I am 4th generation, while I am working I think about my great-grandfather grubbing brush by hand and plowing with a team.
[quote="8C 361"]Good for you guys, keep at it. It looks like that sagebrush is giving you a hard time. Our ranch has not been farmed in about the same time. It was not in CRP but could have been. We have been running cattle. There is a 4'-5' stand of coyote brush, thick in spots. I am chopping with a D2 5J with a PTO Sidewinder, and plowing with a D4 7U and 4-14"s, turning it all downhill. It is covering well but it is kind of dry, am breaking plow points.
I am 4th generation, while I am working I think about my great-grandfather grubbing brush by hand and plowing with a team.[/quote]
I'm also 4th generation on the land, though I live 100 miles away and make a living as an engineer. My great grandfather used a single bottom plow behind a 2 horse team to break the ground. Later he bought a steel wheel Fordson then gasoline Cats, first a Two Ton, then a 20 and 30 followed by an RD4. I think there was a D4 and D6 along the way but the only Cat of his I ever saw personally was this D2 purchased just before I was born. I have a photocopy of a photo of him on the Two Ton. He farmed into his 90s. My dad tells a story of watching him drive the Cat around working the field, stop, get off, pull a hammer out of the fender tool box and start pounding in the dirt. It was a rattle snake that he killed with a ball peen hammer!
A century ago, most of the sage brush was first burned on the stump.
I figured I could also spot burn the big sage brush by first spraying with diesel then lighting it with a propane torch. I even bought the pump up weed spray cans for the diesel (figured I could use the rusty fuel in the D2) and a pair of 500,000 BTU/hr propane torches. My dad asked the fire marshal and he said it was ok from a fire safety factor at that season, but that you needed a state air quality permit. The DEQ process required sending the application payment in advance. If approved they'd call you ~24 hours ahead of time, but they said don't call us, we'll call you - and don't expect us to call you. Basically you can't burn fields in Idaho from my reading of the DEQ brochure.
In the thicker areas of sagebrush it would pack in the digger tines. Since we have no hydraulics on these machines we'd have to dismount, climb up on the digger pull the digger out of the ground by unlatching and pulling levers, climb back on and back up a few feet, hop off and unpack the brush from under the implement.
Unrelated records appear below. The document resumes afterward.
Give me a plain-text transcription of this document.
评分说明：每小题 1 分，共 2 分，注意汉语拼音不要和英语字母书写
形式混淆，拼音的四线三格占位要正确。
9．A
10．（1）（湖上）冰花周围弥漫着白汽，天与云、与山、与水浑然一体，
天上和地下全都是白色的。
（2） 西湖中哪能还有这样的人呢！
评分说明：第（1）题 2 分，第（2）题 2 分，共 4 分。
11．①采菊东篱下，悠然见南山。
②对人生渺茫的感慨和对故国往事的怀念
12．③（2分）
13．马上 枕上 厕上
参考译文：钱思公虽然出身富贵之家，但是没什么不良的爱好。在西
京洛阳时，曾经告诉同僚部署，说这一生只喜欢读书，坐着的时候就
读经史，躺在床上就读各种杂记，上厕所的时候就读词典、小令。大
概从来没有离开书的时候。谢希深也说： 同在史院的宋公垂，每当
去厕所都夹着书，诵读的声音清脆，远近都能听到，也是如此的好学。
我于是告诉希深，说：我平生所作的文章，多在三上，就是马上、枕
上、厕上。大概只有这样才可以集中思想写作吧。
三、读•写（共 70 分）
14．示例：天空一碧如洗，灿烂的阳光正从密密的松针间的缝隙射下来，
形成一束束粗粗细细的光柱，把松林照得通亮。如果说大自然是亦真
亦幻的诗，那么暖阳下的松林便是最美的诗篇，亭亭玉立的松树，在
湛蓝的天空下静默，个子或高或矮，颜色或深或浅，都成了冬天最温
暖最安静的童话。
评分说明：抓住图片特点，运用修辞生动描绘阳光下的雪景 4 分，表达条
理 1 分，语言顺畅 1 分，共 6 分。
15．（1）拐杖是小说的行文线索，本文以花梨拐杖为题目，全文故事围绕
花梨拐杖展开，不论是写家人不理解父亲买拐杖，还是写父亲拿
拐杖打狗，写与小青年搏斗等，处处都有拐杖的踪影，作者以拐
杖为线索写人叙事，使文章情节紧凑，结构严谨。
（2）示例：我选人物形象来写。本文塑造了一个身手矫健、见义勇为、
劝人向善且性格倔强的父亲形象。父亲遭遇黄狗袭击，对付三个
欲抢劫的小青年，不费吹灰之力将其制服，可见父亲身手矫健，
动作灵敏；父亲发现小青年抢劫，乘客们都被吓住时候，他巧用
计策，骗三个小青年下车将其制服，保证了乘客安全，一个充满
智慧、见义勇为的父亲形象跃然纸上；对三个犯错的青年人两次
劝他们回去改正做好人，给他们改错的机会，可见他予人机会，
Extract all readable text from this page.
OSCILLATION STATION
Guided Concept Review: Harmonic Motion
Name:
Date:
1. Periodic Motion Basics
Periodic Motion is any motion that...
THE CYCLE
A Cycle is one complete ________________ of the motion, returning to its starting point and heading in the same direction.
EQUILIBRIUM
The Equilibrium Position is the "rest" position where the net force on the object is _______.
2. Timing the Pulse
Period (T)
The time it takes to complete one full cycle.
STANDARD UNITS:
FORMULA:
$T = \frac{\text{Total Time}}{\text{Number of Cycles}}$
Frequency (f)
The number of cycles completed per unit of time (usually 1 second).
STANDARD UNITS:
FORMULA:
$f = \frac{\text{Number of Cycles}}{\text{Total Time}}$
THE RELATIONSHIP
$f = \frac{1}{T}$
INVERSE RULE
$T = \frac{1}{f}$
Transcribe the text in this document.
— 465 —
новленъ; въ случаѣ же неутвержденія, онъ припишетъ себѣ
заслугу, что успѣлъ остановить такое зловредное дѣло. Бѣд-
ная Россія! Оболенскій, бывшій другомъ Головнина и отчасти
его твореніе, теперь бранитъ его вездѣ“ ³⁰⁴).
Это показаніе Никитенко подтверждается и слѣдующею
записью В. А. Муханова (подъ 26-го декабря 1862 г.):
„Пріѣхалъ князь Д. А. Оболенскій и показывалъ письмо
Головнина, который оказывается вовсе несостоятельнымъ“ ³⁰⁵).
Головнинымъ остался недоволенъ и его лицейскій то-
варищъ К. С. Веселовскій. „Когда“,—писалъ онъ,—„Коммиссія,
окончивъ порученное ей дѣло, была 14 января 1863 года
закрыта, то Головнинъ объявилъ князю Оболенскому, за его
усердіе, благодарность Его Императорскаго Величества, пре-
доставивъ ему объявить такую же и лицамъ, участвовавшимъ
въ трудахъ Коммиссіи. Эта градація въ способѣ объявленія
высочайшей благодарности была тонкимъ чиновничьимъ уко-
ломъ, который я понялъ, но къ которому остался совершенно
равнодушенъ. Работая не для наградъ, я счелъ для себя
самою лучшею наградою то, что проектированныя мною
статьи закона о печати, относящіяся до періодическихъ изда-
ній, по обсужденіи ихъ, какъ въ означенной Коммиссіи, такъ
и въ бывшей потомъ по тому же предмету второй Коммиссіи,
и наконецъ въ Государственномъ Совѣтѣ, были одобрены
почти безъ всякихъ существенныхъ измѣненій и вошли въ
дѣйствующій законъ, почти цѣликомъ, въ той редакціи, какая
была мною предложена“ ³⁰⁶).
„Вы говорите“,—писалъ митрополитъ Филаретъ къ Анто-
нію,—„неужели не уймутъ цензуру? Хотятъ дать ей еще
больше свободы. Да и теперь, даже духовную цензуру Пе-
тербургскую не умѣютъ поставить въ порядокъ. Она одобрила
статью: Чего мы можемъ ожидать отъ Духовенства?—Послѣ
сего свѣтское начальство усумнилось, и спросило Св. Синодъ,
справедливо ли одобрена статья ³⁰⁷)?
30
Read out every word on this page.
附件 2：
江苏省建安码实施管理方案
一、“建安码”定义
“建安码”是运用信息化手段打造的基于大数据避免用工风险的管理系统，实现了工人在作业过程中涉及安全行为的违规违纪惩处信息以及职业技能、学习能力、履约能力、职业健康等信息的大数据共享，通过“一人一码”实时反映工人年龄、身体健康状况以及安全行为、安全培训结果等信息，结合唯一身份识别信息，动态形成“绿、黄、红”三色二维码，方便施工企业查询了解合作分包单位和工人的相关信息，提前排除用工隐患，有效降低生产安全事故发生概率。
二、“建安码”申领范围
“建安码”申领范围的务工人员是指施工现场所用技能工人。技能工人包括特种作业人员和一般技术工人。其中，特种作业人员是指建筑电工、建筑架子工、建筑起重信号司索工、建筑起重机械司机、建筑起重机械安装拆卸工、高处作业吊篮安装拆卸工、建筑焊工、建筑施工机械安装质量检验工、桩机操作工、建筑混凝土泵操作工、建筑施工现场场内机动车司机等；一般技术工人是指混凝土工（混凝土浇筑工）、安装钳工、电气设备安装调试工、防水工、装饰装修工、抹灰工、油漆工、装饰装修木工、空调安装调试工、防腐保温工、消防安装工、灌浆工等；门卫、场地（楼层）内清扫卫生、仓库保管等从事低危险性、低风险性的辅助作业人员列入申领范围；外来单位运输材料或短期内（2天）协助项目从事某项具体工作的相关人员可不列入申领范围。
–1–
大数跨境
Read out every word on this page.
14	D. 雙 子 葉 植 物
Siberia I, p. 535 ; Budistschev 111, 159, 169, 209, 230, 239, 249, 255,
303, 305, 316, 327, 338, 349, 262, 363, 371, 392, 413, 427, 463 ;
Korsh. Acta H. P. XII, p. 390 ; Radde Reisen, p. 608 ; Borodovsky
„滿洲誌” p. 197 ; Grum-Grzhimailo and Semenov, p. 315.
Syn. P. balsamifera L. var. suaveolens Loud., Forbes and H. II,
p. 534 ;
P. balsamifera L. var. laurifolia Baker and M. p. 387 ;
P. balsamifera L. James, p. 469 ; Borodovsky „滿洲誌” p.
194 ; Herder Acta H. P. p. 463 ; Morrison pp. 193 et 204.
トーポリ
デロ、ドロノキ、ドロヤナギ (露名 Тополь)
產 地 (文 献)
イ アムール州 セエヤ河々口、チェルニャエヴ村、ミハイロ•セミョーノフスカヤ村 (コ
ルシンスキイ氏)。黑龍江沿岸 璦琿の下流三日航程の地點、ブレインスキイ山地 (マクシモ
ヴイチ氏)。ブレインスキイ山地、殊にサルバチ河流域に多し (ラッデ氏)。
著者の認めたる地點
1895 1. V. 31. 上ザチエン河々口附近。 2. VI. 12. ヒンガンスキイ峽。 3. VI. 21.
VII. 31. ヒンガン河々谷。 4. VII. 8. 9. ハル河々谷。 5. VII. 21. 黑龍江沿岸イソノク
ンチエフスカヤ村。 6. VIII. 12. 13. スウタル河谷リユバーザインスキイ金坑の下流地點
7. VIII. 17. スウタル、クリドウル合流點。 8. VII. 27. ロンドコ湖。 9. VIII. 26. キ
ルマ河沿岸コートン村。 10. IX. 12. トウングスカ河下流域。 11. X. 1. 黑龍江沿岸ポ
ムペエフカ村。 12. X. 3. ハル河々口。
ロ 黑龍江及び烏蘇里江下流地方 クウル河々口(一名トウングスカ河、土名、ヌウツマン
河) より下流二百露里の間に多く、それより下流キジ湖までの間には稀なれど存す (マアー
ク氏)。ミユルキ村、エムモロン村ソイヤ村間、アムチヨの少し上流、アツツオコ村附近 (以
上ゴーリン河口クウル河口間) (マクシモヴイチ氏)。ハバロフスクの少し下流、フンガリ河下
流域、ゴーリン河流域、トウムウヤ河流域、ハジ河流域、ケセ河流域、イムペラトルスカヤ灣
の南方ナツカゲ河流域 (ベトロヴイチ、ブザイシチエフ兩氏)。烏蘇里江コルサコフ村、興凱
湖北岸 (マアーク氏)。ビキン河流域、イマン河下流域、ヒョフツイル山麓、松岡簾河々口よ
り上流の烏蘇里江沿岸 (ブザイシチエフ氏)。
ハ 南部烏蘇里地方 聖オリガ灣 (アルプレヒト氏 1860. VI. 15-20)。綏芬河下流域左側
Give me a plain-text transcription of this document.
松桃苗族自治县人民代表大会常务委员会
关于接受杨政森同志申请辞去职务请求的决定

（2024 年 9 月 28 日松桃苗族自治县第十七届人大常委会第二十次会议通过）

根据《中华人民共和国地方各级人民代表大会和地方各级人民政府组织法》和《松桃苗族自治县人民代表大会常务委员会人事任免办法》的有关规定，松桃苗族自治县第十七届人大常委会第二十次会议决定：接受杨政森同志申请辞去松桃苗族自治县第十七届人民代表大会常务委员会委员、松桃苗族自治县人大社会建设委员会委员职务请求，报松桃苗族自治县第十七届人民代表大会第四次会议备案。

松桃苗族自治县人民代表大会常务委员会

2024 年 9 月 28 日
It was hard work. I'm taller and weigh half again more than my nephews (but they have more stamina) and it took all my weight, muscle and leverage to pull the handles down at times - especially on a steep side slope. Often I'd have to pull out the upper side, make a U turn so the low side was uphill and do it again. It seemed to take forever to make the first round along the edge of the field. It would have been easier with our larger digger and hydraulics had we not lost the 84J D4D SA to an un-noticed cracked oilpan while dozing with it a few years ago. Ultimately we did get through all but the heaviest brush last summer/fall. I plan to use the D6B blade to scrap off the really heavy brush next year. Most of the field looks pretty good now, but I don't know how the combine will fare picking up sagebrush remnants.